Ahad 28 May 2017 09:50 WIB

Produk Kayu Ringan Indonesia Serbu Pasar Eropa

Rep: Rizky Jaramaya/ Red: Nur Aini
Kayu olahan (ilustrasi).
Foto: Antara/Kasriadi
Kayu olahan (ilustrasi).

REPUBLIKA.CO.ID, JAKARTA -- Produk kayu ringan (light wood) Indonesia mencatat estimasi transaksi 22,5 juta dolar AS dalam Pameran Interzum yang berlangsung pada 16-19 Mei di Cologne, Jerman. Direktur Jenderal Pengembangan Ekspor Nasional (Ditjen PEN) Kementerian Perdagangan Arlinda menegaskan, keikutsertaan ini merupakan upaya agar kayu Indonesia dapat semakin diterima di pasar Jerman dan lebih luas di pasar Eropa. Apalagi, produk kayu ramah lingkungan yang berasal dari hutan yang berkesinambungan merupakan kunci sukses produk kayu Indonesia di Eropa.
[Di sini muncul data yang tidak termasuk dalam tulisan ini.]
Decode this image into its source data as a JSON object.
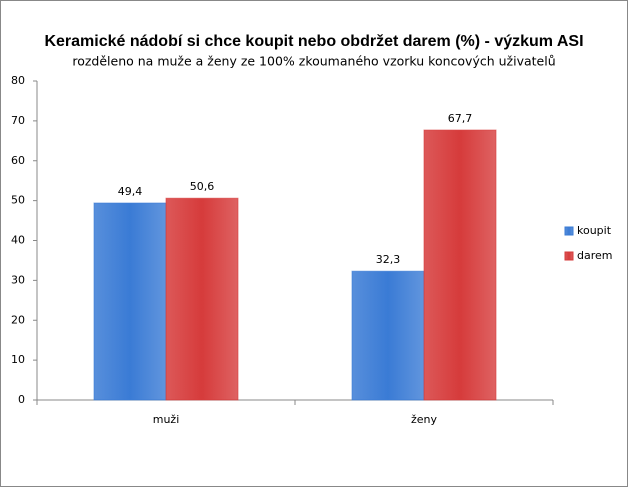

“Melihat karakteristik pasar Eropa yang peduli pada kelestarian lingkungan hidup, maka dengan adanya penerapan lisensi Forest Law Enforcement, Governance and Trade (FLEGT) oleh Indonesia, daya saing produk kayu Indonesia akan semakin meningkat, khususnya di pasar Eropa,” ujar Arlinda dalam siaran pers yang diterima Republika.co.id, Ahad (28/5).

Selama empat hari penyelenggaraan pameran, Paviliun Indonesia tampil memukau dengan desain khusus berkonstruksikan kayu ringan yang ramai dikunjungi pembeli mancanegara. Pengunjung tidak hanya datang dari kawasan Uni Eropa, melainkan juga dari benua Amerika, Asia, Afrika, maupun Australia. Selain capaian estimasi transaksi, produk kayu ringan Indonesia juga menarik sebanyak 404 inquiries.

Ekspor kayu dan produk kayu Indonesia ke Uni Eropa periode 2012-2016 mengalami tren pertumbuhan positif sebesar 3,19 persen dengan total nilai ekspor mencapai 1,03 miliar dolar AS pada 2016. Sementara nilai ekspor kayu dan produk kayu ke Jerman pada 2016 sebesar 170,78 juta dolar AS. Adapun pada Januari-Februari 2017, ekspor kayu dan produk kayu Indonesia juga meningkat 0,35 persen dengan nilai ekspor 1,62 miliar dolar AS. Nilai ekspor per Januari-Februari 2017 untuk komoditas utama produk industri kehutanan, yaitu kertas sebesar 559,70 juta dolar AS (34 persen), plywood 351,24 juta dolar AS (22 persen), pulp 235,64 juta dolar AS (15 persen), furnitur 227,61 juta dolar AS (14 persen), dan kayu olahan 175,58 juta dolar AS (11 persen).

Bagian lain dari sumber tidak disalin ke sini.